Health Care is the biggest domestic issue in the 2008 presidential race. Everybody’s feeling the pinch, even enormous companies. General Motors, for example, just unloaded billions of dollars in healthcare obligations.

Commentator Robert Reich thinks GM’s a fine example for the rest of the country:


ROBERT REICH: GM isn’t the only big company to stop insuring the health of its employees — according to a recent survey by the Kaiser Family Foundation, the portion of firms offering health benefits has dropped from 69 to 60 percent in just seven years.

Even among workers who still get them, benefits are getting stingier. Last year, 38 percent of workers had to pay deductibles of $500 or more. Meanwhile, co-payments and premiums are soaring. In other words, the whole system of employer-based health care is unraveling.

Why? Because in an ever-more-competitive global economy, companies can’t afford its rising costs, and their shareholders don’t want to face its increasing risks and uncertainties.

Even for workers, the employer-based system makes less and less sense. These days, most people move from job to job, which means they lose coverage between jobs — when they and their families are especially strapped. And a growing number aren’t tied to a particular employer at all.

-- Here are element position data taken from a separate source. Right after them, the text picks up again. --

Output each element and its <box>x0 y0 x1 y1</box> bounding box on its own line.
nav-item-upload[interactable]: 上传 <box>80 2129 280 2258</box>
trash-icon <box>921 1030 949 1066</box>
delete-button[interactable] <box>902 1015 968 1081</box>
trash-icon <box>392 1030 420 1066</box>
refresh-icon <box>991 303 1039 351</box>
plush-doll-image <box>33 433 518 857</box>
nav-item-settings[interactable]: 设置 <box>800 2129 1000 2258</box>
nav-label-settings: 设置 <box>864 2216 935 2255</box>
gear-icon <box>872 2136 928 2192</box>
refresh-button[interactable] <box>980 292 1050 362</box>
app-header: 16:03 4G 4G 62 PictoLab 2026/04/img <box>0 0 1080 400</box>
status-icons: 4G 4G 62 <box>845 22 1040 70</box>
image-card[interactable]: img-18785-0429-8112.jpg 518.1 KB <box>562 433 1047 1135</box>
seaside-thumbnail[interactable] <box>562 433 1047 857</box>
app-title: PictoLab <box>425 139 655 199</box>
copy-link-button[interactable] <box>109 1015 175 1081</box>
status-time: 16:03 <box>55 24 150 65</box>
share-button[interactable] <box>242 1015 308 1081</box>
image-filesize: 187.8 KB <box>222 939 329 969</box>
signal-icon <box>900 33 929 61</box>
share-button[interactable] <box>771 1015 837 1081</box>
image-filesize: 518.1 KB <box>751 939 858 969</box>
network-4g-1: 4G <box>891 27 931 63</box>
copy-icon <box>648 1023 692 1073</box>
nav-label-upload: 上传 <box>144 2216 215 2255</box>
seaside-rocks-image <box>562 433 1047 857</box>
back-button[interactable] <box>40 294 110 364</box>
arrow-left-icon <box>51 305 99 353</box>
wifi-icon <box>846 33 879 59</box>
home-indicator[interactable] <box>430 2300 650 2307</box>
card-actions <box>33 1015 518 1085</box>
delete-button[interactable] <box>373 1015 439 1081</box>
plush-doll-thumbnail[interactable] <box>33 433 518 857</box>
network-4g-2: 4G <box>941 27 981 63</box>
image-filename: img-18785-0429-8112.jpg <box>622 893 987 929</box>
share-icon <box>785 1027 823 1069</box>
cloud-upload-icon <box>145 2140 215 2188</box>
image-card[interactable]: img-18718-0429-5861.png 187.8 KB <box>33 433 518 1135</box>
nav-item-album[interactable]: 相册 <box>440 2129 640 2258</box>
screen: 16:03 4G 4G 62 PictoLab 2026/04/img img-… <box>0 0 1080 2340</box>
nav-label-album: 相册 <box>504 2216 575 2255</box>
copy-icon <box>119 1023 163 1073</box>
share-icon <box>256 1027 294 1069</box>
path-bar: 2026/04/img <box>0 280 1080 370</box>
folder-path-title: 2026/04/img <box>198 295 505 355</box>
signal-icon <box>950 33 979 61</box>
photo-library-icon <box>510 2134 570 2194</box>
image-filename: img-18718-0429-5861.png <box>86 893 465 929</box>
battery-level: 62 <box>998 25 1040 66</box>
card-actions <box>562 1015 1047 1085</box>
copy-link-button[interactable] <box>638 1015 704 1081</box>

I say, let’s just scrap the employer-based system altogether. Use the $200 billion or so of annual tax deductions the system now relies on for employers and employees to help lower-income Americans — who aren’t poor enough to qualify for Medicaid — afford basic health insurance.

And then allow anybody who wants to reduce their health-insurance costs to join them — along with retirees, government workers and the poor, all of whom are already in government plans — in a “SuperMedicare” plan that would have so many members it could negotiate with drug companies, suppliers and hospitals for bargain-basement rates.

It’s a win-win-win. Employers no longer pay rising health-care costs. Employees get affordable health insurance even when they’re between jobs or have no steady employer. Nobody loses any options they now have.

The only losers are the big insurance companies, hospital chains, and drug companies. Seems like a small price to pay, doesn’t it?

RYSSDAL: The latest book from former Labor Secretary Robert Reich is called SuperCapitalism.